By Natalia Perez
With the holy month of Ramadan approaching, lawyers for four Guantanamo Bay captives are trying to end forced-feeding at the U.S. detention facility in Cuba.
Shaker Aamer, Ahmed Belbacha, Nabil Hadjarab and Abu Wa'el Dhiab seek a speedy hearing to have their complaint heard because Ramadan begins on the evening of July 8. The timing is urgent because Muslims who observe Ramadan fast daily from dawn to sunset.
The lawyers for the four filed the federal lawsuit in Washington on Sunday. U.S. District Judge Gladys Kessler set a deadline of noon ET Wednesday for the government to respond.
Navy Capt.
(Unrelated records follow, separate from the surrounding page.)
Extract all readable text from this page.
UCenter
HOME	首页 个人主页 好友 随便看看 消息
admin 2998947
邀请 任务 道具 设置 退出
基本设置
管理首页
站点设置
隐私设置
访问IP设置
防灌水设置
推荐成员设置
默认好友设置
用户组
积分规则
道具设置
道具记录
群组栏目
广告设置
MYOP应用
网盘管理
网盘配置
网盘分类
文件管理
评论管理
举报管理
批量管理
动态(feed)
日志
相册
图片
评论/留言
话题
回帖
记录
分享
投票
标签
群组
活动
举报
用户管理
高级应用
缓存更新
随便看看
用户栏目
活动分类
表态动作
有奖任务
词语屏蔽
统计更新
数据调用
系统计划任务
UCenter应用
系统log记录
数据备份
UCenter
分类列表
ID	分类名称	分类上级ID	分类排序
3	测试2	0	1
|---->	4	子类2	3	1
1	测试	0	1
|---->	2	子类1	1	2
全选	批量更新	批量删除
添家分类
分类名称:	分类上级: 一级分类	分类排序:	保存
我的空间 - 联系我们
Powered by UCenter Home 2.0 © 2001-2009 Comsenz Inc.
Robert Durand of the Joint Task Force Guantanamo said it would be "inappropriate to comment on that current litigation at this time."
Addressing the religious requirements of Muslims during Ramadan, he said, "we essentially invert our schedule to accommodate these religious practices, including involuntary feeding."
The lawsuit says Aamer is a Saudi national and British citizen cleared by the Obama administration for release in 2009. Belbacha and Hadjarab, who are Algerian citizens, were first cleared for release in 2007 during the Bush administration and reauthorized for release by the Obama administration in 2009, the suit says. Dhiab is a Syrian national cleared for release in 2009, the lawsuit says.
The Council on American-Islamic Relations, the nation's largest Muslim civil rights and advocacy organization, repeated its call Monday for the force-feeding of hunger-striking prisoners at Guantanamo Bay to stop.
Ibrahim Hooper, the national director of communications at the council, said the practice of forced-feeding is always wrong and is particularly offensive during Ramadan.
"We've asked for the forced-feeding to be stopped in any case. ... It sends a very negative message to the Muslim world."
Because of security measures in place, it's difficult to determine how many detainees are on hunger strikes.
As of Tuesday, 166 detainees were at Guantanamo. Durand said 106 of them are being tracked as hunger strikers. Of those, 45 are being fed through tubes directly to the stomach or intestinal tract, he said.
The number could be higher: The Joint Task Force does not comment on the 15 "high-value detainees" being held in a separate camp at Guantanamo. Some of them could be on hunger strikes, as well.
CNN's Devon Sayers contributed to this report.